5. Multi-lingual: English ~0.75 words/token. Other languages are less efficient (more tokens/word), making API usage more expensive.
6. Byte-level BPE (2025 standard): Base vocabulary of 256 bytes, handles all Unicode without OOV errors.
7. tiktoken is 3-6x faster than alternatives, becoming de facto standard.
8. Security: Token splitting enables prompt injection attacks - defend with normalization and token-level filtering.
9. Performance: BlockBPE and GPU tokenization are emerging optimizations for 2025+.

Practice

Use tiktoken in Python to inspect how different strings are broken down.
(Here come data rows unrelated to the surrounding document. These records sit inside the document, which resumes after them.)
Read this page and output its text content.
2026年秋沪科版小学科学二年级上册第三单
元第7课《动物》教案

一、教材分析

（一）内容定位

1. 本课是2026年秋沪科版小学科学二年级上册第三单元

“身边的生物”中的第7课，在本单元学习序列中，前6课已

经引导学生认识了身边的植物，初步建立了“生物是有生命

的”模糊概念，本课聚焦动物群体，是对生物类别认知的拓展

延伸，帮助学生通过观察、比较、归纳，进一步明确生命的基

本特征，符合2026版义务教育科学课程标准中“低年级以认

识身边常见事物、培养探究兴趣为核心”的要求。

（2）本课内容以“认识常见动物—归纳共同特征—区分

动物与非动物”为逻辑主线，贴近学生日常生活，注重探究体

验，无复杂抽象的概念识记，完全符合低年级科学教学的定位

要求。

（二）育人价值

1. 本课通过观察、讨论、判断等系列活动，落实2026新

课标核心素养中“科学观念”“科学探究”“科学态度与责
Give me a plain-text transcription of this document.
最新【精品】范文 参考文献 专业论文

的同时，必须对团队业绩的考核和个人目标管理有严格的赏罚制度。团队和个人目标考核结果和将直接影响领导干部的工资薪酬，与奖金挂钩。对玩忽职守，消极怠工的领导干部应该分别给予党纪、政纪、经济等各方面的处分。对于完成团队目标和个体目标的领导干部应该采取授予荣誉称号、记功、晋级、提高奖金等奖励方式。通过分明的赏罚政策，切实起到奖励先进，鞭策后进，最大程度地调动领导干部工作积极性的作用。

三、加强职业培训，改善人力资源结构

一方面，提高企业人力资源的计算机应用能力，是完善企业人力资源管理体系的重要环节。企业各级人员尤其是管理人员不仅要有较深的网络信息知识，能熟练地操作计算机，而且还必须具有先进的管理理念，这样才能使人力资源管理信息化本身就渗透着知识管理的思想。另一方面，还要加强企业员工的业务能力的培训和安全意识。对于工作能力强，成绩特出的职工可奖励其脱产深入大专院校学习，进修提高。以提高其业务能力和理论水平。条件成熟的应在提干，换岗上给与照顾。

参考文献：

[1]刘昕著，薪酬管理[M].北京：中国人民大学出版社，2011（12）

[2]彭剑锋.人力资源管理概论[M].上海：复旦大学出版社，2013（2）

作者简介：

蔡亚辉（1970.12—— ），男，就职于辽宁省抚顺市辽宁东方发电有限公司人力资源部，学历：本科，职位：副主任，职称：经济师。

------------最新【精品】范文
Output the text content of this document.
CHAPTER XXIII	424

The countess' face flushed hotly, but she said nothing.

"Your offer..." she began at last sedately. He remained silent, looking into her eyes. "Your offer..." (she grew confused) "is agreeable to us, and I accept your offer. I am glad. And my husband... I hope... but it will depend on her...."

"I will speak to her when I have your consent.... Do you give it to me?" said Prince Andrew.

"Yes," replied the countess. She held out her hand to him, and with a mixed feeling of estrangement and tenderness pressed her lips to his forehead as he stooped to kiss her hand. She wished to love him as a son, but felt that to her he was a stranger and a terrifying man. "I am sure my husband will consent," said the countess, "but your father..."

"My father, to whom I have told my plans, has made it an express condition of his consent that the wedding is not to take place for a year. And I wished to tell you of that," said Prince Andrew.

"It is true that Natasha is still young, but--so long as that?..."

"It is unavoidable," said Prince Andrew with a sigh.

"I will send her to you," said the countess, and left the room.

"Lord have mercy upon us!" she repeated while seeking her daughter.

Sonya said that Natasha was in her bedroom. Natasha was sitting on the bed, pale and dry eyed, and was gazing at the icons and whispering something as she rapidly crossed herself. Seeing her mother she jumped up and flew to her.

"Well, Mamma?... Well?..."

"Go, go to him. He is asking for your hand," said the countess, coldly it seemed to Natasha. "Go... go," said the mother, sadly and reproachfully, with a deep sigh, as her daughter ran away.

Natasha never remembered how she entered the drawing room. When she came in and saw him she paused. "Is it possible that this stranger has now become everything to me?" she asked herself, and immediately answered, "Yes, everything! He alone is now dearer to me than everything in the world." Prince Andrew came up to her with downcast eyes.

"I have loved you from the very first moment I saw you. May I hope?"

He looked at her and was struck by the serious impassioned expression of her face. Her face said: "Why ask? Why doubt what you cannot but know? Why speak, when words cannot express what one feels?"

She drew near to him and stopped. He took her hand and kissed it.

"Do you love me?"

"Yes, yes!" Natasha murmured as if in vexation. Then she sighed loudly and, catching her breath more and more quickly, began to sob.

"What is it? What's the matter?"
It builds intuition for why prompts fail.

import tiktoken

enc = tiktoken.encoding_for_model("gpt-4o")

# Test different languages
texts = [
    "Hello world",  # English
    "Bonjour le monde",  # French
    "你好世界",  # Chinese
    "مرحبا بالعالم",  # Arabic
]

for text in texts:
    tokens = enc.encode(text)
    print(f"{text:20} → {len(tokens)} tokens: {tokens}")

Also explore the interactive tiktoken app to see tokenization in real-time.